In that second, a name formed in my head, but I thought it can’t possibly! Maybe 3% of America knows who she is – an Italian pop singer whose Spanish albums I bought years ago in college to help learn the language.
“… Laura Pausini.”
The Dork Lord looked at me from across the table, perplexed, as I snorted a laugh. “I can’t believe you know Laura Pausini. But no, I’m not her.”
It didn’t seem to matter, though. The waitress made some more small talk and then disappeared into the kitchen. Dessert was free.
February 23rd, 2010
A couple of weeks ago, someone left a note in the comments section linking to a column that struck me as particularly poignant.
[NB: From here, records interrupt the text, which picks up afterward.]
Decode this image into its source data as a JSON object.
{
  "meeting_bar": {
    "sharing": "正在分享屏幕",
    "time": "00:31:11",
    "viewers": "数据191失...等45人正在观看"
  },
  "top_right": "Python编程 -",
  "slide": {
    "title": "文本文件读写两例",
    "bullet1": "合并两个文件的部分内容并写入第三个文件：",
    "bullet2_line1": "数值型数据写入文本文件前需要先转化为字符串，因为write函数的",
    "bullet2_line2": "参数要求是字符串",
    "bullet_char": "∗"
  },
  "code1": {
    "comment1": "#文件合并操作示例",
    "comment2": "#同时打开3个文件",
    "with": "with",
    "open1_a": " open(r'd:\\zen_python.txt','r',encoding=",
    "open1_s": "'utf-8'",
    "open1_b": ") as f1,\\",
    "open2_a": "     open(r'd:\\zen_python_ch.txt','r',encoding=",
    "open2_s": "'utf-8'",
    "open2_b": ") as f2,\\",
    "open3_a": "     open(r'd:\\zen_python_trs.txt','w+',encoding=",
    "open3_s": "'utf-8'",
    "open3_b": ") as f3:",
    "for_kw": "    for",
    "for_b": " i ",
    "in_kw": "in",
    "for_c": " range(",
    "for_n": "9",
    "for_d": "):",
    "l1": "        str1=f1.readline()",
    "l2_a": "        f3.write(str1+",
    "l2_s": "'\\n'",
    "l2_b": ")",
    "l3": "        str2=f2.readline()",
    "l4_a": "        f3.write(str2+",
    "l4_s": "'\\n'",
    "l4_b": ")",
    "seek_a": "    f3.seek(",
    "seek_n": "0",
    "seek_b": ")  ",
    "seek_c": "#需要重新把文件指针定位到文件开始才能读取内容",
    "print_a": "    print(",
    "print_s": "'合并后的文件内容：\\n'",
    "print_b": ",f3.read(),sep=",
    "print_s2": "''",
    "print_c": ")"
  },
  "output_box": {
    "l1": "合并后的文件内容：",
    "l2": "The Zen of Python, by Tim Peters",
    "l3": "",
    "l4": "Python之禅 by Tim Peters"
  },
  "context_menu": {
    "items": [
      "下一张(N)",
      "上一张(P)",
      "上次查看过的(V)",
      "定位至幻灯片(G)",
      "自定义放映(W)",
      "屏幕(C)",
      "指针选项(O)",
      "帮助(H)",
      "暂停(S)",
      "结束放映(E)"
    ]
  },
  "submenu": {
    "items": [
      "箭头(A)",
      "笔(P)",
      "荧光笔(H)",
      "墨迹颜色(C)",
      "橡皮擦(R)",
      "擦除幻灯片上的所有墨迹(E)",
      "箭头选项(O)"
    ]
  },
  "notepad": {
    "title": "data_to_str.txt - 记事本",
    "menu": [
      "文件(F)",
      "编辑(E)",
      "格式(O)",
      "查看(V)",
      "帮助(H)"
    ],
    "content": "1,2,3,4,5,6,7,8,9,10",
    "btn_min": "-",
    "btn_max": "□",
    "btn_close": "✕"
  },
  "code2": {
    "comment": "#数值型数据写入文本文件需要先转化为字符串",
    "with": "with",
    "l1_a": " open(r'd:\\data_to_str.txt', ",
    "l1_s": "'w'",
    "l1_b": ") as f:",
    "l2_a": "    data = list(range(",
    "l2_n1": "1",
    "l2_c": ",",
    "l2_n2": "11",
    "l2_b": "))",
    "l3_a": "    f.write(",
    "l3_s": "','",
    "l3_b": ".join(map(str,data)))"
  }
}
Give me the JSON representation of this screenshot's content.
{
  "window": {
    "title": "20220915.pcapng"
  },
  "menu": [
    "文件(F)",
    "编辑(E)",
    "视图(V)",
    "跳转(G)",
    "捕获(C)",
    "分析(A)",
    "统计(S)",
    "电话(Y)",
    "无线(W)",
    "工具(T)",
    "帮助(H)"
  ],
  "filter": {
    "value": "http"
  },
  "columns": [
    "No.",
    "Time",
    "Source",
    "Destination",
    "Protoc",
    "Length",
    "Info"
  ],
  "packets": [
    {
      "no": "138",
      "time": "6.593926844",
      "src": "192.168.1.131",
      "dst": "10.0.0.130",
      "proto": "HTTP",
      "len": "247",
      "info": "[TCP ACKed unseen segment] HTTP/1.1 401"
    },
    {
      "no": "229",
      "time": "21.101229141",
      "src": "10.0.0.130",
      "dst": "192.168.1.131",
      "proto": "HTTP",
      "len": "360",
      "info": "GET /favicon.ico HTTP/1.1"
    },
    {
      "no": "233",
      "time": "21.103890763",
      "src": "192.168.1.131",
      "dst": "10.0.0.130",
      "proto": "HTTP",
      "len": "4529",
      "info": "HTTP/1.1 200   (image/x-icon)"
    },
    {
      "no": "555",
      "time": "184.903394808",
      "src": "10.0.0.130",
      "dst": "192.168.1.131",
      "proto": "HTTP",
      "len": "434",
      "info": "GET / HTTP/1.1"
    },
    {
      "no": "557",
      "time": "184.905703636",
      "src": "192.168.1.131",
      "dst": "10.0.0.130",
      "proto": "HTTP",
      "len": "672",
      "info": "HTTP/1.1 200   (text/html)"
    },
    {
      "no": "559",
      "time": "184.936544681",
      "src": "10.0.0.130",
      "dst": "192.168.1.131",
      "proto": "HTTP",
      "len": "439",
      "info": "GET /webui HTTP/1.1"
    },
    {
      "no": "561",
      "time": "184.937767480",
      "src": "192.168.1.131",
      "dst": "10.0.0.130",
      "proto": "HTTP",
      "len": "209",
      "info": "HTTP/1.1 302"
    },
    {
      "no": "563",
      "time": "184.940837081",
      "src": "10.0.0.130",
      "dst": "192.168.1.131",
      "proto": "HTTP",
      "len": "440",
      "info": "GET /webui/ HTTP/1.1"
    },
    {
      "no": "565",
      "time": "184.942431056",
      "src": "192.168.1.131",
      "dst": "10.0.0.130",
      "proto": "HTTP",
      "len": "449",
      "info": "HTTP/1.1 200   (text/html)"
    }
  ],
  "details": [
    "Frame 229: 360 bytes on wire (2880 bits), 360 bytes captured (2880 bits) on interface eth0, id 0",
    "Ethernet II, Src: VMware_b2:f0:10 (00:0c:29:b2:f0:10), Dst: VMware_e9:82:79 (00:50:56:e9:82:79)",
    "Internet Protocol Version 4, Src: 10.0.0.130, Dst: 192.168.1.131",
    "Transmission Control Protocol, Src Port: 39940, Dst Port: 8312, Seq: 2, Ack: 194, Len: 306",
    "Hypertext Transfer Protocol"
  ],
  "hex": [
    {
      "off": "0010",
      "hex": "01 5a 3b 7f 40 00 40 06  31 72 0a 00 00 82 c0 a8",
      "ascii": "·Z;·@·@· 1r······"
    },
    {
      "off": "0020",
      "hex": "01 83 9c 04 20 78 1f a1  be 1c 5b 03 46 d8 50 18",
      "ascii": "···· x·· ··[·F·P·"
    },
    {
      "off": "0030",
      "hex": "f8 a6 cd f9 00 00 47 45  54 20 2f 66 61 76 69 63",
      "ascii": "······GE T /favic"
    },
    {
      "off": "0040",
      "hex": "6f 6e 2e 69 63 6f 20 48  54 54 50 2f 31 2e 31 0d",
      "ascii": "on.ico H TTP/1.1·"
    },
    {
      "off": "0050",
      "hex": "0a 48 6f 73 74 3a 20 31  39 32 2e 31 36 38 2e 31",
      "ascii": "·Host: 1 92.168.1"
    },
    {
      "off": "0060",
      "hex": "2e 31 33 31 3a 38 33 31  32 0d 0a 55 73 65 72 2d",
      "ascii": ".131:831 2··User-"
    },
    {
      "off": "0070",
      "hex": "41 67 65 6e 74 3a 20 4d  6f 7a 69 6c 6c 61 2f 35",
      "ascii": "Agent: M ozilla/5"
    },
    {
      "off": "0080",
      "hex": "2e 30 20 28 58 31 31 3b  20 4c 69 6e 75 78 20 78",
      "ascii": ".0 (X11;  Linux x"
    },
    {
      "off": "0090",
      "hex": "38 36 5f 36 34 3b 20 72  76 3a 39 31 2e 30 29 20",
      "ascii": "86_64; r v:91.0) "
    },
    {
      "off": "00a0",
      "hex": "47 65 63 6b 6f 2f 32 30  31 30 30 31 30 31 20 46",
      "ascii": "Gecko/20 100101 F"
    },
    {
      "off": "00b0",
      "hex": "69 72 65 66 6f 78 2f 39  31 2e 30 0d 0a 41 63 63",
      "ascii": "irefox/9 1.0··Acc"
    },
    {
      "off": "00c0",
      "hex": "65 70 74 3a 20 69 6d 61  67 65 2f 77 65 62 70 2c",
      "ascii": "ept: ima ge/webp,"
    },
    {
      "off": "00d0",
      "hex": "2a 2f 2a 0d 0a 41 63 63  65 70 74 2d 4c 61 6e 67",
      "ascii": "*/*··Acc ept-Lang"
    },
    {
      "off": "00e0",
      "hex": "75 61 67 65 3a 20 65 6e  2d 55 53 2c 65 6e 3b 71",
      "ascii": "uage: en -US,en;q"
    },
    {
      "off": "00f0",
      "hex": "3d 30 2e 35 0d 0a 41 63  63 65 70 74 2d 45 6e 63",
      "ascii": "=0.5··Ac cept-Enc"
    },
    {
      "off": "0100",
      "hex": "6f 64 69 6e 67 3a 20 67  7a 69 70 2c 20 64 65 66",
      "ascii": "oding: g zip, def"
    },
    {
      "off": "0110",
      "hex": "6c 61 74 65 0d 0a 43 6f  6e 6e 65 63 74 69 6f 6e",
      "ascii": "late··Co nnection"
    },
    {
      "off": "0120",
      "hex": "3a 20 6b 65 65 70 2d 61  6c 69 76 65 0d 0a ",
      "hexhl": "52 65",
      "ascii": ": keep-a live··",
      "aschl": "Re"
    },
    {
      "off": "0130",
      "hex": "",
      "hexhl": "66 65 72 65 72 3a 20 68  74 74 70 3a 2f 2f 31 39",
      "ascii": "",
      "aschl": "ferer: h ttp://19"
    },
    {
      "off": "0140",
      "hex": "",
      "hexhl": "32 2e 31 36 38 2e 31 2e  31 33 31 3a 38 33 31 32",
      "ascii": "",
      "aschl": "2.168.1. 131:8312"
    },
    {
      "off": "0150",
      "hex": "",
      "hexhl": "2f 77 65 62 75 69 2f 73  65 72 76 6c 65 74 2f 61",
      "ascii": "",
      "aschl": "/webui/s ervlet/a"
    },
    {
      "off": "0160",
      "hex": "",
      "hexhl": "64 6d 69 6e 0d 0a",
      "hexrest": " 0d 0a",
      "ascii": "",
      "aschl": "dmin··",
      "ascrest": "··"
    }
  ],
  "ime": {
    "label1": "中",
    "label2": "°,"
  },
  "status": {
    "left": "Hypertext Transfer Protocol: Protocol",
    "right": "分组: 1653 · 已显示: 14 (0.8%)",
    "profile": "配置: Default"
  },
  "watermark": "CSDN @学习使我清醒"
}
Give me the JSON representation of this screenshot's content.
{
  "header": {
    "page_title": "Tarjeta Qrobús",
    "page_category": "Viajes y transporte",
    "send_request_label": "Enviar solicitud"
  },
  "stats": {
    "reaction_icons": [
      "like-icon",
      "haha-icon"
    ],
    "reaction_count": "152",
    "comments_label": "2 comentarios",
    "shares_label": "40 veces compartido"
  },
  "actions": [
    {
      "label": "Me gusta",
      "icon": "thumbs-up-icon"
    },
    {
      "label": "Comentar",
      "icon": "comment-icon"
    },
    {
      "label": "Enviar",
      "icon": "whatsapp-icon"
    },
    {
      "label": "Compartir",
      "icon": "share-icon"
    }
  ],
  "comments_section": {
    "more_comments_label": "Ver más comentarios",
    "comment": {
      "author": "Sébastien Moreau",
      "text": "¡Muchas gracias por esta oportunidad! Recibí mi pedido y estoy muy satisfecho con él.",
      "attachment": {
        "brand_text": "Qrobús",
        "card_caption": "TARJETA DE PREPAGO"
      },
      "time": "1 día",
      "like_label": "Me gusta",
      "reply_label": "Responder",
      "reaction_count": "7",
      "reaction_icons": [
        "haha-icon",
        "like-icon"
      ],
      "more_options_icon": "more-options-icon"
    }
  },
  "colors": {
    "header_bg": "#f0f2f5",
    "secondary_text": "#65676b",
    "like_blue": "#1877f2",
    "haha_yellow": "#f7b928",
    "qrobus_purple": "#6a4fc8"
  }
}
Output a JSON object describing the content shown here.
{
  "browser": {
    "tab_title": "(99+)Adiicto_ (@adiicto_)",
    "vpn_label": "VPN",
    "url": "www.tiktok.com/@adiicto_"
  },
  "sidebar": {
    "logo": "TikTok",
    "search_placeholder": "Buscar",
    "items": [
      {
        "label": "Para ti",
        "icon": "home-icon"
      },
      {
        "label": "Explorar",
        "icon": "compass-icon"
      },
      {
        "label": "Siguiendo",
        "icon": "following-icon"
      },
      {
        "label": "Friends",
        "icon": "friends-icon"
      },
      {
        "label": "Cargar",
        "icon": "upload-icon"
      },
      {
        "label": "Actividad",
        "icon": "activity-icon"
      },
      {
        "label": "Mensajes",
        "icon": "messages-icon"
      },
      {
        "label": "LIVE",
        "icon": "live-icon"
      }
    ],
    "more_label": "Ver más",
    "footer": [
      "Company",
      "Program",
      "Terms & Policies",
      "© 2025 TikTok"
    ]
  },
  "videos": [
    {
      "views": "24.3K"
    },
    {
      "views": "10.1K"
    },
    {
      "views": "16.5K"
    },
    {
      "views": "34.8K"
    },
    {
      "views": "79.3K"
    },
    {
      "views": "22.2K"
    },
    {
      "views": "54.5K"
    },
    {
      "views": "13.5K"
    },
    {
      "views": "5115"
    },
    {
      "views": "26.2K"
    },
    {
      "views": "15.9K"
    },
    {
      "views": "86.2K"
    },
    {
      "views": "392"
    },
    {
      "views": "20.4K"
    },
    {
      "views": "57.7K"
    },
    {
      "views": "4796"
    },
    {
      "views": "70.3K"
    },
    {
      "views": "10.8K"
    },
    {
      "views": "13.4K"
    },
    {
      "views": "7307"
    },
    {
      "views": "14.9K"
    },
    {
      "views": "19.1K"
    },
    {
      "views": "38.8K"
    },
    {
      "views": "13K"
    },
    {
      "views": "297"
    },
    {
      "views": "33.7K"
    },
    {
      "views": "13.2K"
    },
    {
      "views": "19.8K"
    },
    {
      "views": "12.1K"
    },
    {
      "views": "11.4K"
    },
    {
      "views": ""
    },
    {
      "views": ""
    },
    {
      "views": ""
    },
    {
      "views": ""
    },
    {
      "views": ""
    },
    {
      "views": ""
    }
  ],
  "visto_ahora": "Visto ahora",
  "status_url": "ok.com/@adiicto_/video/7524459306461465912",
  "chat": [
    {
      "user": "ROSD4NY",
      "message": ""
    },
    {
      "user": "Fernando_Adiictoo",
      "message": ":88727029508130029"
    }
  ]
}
I’ve lost the link, and by extension, the author’s name. But I emailed this paragraph to a friend,
“You have but to take a peek in the comments section below this column, any column, any article on this or any news site whatsoever, to see just how mean and nasty we have become. It does not matter what the piece might be about. Obama’s speech. High speed rail. Popular dog breeds. Your grandmother’s cookies. The anonymous comments section of any major media site or popular blog will be so crammed with bile and bickering, accusation and pule, hatred and sneer you can’t help but feel violently disappointed by the shocking lack of basic human kindness and respect, much less a sense of positivism or perspective.”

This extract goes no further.